ВЕСЬ ДЕНЬ ДОЖДЬ…
Целый день неуемный дождь над заливом,
Бьет с небес по лаврам, акациям, розам.
Чуть устанет и — с минутным перерывом —
начинает, усыпляет, как наркозом.
И приходится сидеть мне у веранды
и глядеть, как волны, точно мериносы,
всей отарой выбирают варианты:
сдать руно — как будто выплатить партвзносы.
Этот блок большевиков и беспартийных
мне понятен, и я сам оттуда родом,
только луж овальных, круглых, серповидных
стало больше, и глядят они болотом.
Что же делать? Надо, стало быть, сушиться,
натянуть фуфайку, выпить рюмку,
и с дождем, выходит, можно нам ужиться,
влиться в струйку, вытянуться в струнку.
А всего вернее, может, затвориться,
пусть лукавит, соблазняет и лепечет,
что подмочено — уже не состоится.
Дождик знает, что там чет, а что там нечет.
В этот бред, капель древесную, дремоту
он подбавит два-три слова, две-три капли,
засыпание, забвенье, позолоту:
как бы, будто, словно, славно, вроде, вряд ли…
«Пополам раздвигая легкотяжелую штору…»
Пополам раздвигая легкотяжелую штору,
я от ненависти к зазеркалью опускаю глаза.
Что хочу я припомнить, что пришлось бы мне к сердцу и впору —
бесприютная тьма и заката вчерашнего полоса.
Почему-то нельзя эту штору задернуть на сутки,
надо злобно глядеть в неприметный и жалкий пейзаж,
в бестолковую заумь, расцветающую в рассудке,
отбивая стопою почти олимпийский мандраж.

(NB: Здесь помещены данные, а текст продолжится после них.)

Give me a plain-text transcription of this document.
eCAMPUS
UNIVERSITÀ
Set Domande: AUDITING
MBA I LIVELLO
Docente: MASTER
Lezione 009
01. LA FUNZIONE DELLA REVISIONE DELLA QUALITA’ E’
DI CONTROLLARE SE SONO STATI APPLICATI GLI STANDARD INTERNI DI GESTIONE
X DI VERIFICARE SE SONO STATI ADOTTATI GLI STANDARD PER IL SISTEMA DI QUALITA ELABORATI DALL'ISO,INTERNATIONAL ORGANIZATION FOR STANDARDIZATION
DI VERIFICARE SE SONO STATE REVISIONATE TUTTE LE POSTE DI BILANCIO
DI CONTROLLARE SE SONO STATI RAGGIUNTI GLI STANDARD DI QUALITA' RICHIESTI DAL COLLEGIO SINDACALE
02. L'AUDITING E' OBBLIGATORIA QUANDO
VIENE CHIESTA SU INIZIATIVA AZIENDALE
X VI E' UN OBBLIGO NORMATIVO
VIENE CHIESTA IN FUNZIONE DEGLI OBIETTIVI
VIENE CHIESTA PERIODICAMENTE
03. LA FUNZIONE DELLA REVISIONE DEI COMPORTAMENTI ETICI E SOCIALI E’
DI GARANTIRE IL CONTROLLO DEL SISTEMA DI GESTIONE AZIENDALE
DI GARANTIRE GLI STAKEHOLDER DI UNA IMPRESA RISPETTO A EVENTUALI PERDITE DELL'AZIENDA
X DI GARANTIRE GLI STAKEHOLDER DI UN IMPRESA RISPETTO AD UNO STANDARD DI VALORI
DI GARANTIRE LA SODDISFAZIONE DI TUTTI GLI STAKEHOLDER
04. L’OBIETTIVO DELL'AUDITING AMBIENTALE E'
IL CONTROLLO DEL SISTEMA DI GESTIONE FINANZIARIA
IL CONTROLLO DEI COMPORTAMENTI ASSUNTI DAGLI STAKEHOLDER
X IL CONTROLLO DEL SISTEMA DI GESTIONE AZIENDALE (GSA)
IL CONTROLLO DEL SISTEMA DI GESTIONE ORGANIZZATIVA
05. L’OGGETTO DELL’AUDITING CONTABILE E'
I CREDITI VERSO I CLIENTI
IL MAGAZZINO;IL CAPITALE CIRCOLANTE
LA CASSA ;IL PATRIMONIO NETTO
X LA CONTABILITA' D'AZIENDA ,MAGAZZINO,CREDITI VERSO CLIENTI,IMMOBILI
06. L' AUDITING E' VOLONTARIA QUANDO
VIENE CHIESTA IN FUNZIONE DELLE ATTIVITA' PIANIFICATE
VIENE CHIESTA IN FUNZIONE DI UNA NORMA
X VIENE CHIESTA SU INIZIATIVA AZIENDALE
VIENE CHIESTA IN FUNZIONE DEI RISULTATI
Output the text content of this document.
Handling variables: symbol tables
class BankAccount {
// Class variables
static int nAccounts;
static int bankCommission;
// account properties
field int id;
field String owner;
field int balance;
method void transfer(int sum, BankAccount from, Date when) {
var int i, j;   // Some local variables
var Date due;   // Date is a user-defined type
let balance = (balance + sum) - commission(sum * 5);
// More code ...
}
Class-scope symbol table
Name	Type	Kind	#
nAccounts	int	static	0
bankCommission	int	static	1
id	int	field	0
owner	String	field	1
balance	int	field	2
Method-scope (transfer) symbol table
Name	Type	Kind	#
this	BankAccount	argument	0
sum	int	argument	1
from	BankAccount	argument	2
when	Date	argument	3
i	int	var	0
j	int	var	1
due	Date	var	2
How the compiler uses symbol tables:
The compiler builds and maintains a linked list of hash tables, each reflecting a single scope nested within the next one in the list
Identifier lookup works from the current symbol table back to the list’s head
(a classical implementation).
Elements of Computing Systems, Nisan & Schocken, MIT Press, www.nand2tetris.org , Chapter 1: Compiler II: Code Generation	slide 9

Как в замызганном клубе экран разбухает от пятен
редких райских видений — они ведь бывали и там,
все равно вид реальности вымышлен и неприятен,
неопрятен всегда и особенно по утрам.
Как затворник я перебираю размытые тени —
то дубовую Англию, то расстроенный римский фонтан,
вот и речка Фонтанка обмывает у спуска ступени:
среди всей этой челяди я меценат и тиран.
Потому что уже ничего не привидится внове,
кроме утренних сумерек и городской суеты,
потому что предельно насыщен раствор пересоленной крови,
и едва пробивается день, в заоконные рухнув кусты.
Потому даже луч твоего зодиака
надо мною не властен, а только сулит свою жуть,
потому-то у собственной жизни в ногах я дремлю, как собака,
и пытаюсь во сне ее теплую руку лизнуть.
ПЯТИДЕСЯТЫЙ
Раскаленный фуникулер до причала пускает зайчик,
поднимаясь к санаторию Фрунзе имени Орджоникидзе.
В магазине на выбор — пол-литра, чекушка, мерзавчик…
Слева — дом дипломатов, а прямо — идут журналисты.
Это около Сочи. Я вижу все это впервые.
В трикотажных трусах с голубой полосою «Динамо»
я сижу под навесом и прыгаю в передовые
штормовые валы, что на пляж засылает упрямо
некий дух черноморья, властелин серединного года,
из пучины глядящий в затылок двадцатого века.
Сколько женского тела — шоколад, молоко, терракота,
но гораздо вкуснее поджаристый цвет чебурека.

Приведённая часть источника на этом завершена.